The fill valve base 122 in the current implementation is threaded,
and fastener 124 is used to secure the fill valve shaft 128 to the
housing base 112 by threading the fastener 124 on to the fill valve
base 122 on the exterior side of the housing base 112. Fastener 124
can be a nut; however, any type of fastener can be used to secure
the fill valve base 122 to the housing base 112. Additionally, the
washer 126 is placed on the shaft 128 on the interior side of the
housing base 112 to enable a seal to be formed between the shaft
128 and the housing base 112 where the shaft passes through the
housing base 112. It should be understood that the file valve 120
may be secured in the cavity via any other suitable method.
[0023] FIG. 3 shows a water regulation system 300 where the water
regulation apparatus 100 is provided in an operational manner
according to preferred embodiments.
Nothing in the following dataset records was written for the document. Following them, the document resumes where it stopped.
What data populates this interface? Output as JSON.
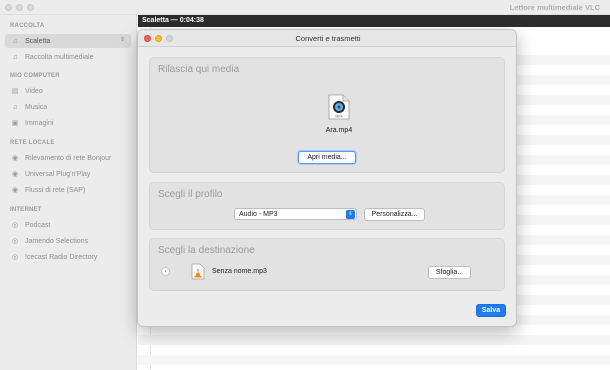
{
  "main_window": {
    "title": "Lettore multimediale VLC"
  },
  "sidebar": {
    "sections": [
      {
        "title": "RACCOLTA",
        "items": [
          {
            "label": "Scaletta",
            "icon": "playlist-icon",
            "glyph": "♫"
          },
          {
            "label": "Raccolta multimediale",
            "icon": "library-icon",
            "glyph": "♫"
          }
        ]
      },
      {
        "title": "MIO COMPUTER",
        "items": [
          {
            "label": "Video",
            "icon": "film-icon",
            "glyph": "▤"
          },
          {
            "label": "Musica",
            "icon": "music-icon",
            "glyph": "♫"
          },
          {
            "label": "Immagini",
            "icon": "image-icon",
            "glyph": "▣"
          }
        ]
      },
      {
        "title": "RETE LOCALE",
        "items": [
          {
            "label": "Rilevamento di rete Bonjour",
            "icon": "network-icon",
            "glyph": "◉"
          },
          {
            "label": "Universal Plug'n'Play",
            "icon": "network-icon",
            "glyph": "◉"
          },
          {
            "label": "Flussi di rete (SAP)",
            "icon": "network-icon",
            "glyph": "◉"
          }
        ]
      },
      {
        "title": "INTERNET",
        "items": [
          {
            "label": "Podcast",
            "icon": "podcast-icon",
            "glyph": "◎"
          },
          {
            "label": "Jamendo Selections",
            "icon": "podcast-icon",
            "glyph": "◎"
          },
          {
            "label": "Icecast Radio Directory",
            "icon": "podcast-icon",
            "glyph": "◎"
          }
        ]
      }
    ]
  },
  "playlist": {
    "header": "Scaletta — 0:04:38"
  },
  "dialog": {
    "title": "Converti e trasmetti",
    "drop": {
      "title": "Rilascia qui media",
      "file_name": "Ara.mp4",
      "file_badge": "MP4",
      "open_button": "Apri media..."
    },
    "profile": {
      "title": "Scegli il profilo",
      "selected": "Audio - MP3",
      "customize_button": "Personalizza..."
    },
    "destination": {
      "title": "Scegli la destinazione",
      "file_name": "Senza nome.mp3",
      "browse_button": "Sfoglia..."
    },
    "save_button": "Salva"
  },
  "colors": {
    "accent": "#1d7cf2",
    "close": "#fe5f57",
    "minimize": "#febc2e",
    "vlc_orange": "#f08a1c"
  }
}
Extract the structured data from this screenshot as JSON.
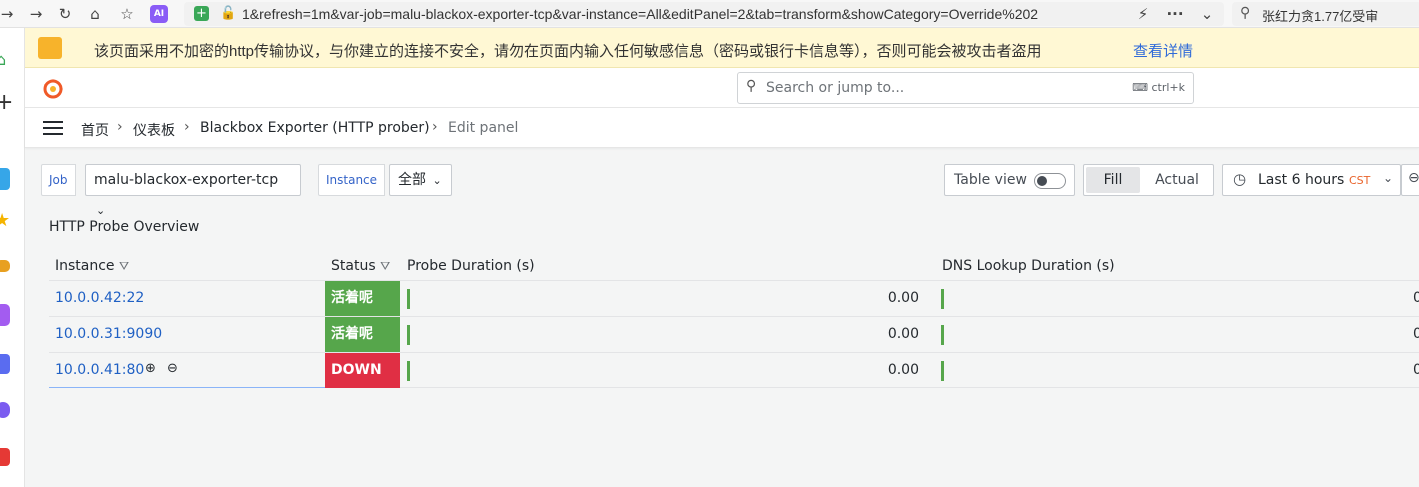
{
  "browser": {
    "url": "1&refresh=1m&var-job=malu-blackox-exporter-tcp&var-instance=All&editPanel=2&tab=transform&showCategory=Override%202",
    "search_text": "张红力贪1.77亿受审",
    "ai_badge": "AI"
  },
  "warning": {
    "text": "该页面采用不加密的http传输协议，与你建立的连接不安全，请勿在页面内输入任何敏感信息（密码或银行卡信息等），否则可能会被攻击者盗用",
    "link": "查看详情"
  },
  "search": {
    "placeholder": "Search or jump to...",
    "shortcut": "ctrl+k"
  },
  "breadcrumb": [
    "首页",
    "仪表板",
    "Blackbox Exporter (HTTP prober)",
    "Edit panel"
  ],
  "variables": {
    "job_label": "Job",
    "job_value": "malu-blackox-exporter-tcp",
    "instance_label": "Instance",
    "instance_value": "全部"
  },
  "toolbar": {
    "table_view": "Table view",
    "fill": "Fill",
    "actual": "Actual",
    "time_range": "Last 6 hours",
    "timezone": "CST"
  },
  "panel": {
    "title": "HTTP Probe Overview",
    "columns": [
      "Instance",
      "Status",
      "Probe Duration (s)",
      "DNS Lookup Duration (s)"
    ],
    "rows": [
      {
        "instance": "10.0.0.42:22",
        "status": "活着呢",
        "probe": "0.00",
        "dns": "0"
      },
      {
        "instance": "10.0.0.31:9090",
        "status": "活着呢",
        "probe": "0.00",
        "dns": "0"
      },
      {
        "instance": "10.0.0.41:80",
        "status": "DOWN",
        "probe": "0.00",
        "dns": "0"
      }
    ]
  },
  "colors": {
    "up": "#56a64b",
    "down": "#e02f44",
    "accent": "#1f60c4",
    "grafana_orange": "#f05a28"
  }
}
The water regulation apparatus
100 is mounted to a post 305 (e.g., a fence post) using the
mounting bracket 220 via a bolt and nut connection; however, as
previously described, the mounting bracket 220 may be attached to a
number of different types of objects in a multitude of different
fastening ways. A transfer hose 310 connects the fill valve 120 at
input port 230 to a fluid supply (e.g., a faucet connected to a
water line). A second transfer hose 320 connects the output port
210 (FIG. 2C) of the housing 110 to a fluid tank, which in
preferred embodiments is an animal watering trough 330. Animal
watering trough 330 is normally positioned in a location in which
animals are able to access the animal watering trough 330 from
multiple directions to drink water or other types of fluid provided
to the animals. In various embodiments, the transfer hose 320 may
be routed above ground to the animal watering trough 330 and in
other embodiments some or most of the transfer hose 320 may be
buried beneath the ground.
[0024] Animal watering trough 330 comprises one or more side walls
332a, 332b, 332c, and 332d, and a base 334, which may be flat or
rounded. The one or more side walls 332a, 332b, 332c, and 332d and
base 334 together define a cavity that holds water. The animal
watering trough 330 may be made of metal, plastic, a polymer,
steel, stainless steel, aluminum, a combination thereof, or any
material that will not be permeated by fluid. Additionally, the one
or more side wall 332a, 332b, 332c, and 332d may be in the shape of
a circle, oval, square, rectangle, or any polygon shape. The
transfer hose 320 connects to animal watering trough 330 via animal
watering trough port 336, which is an aperture that may be
positioned in base 334 and/or a side wall of the animal watering
trough--shown in side wall 332a of the present implementation.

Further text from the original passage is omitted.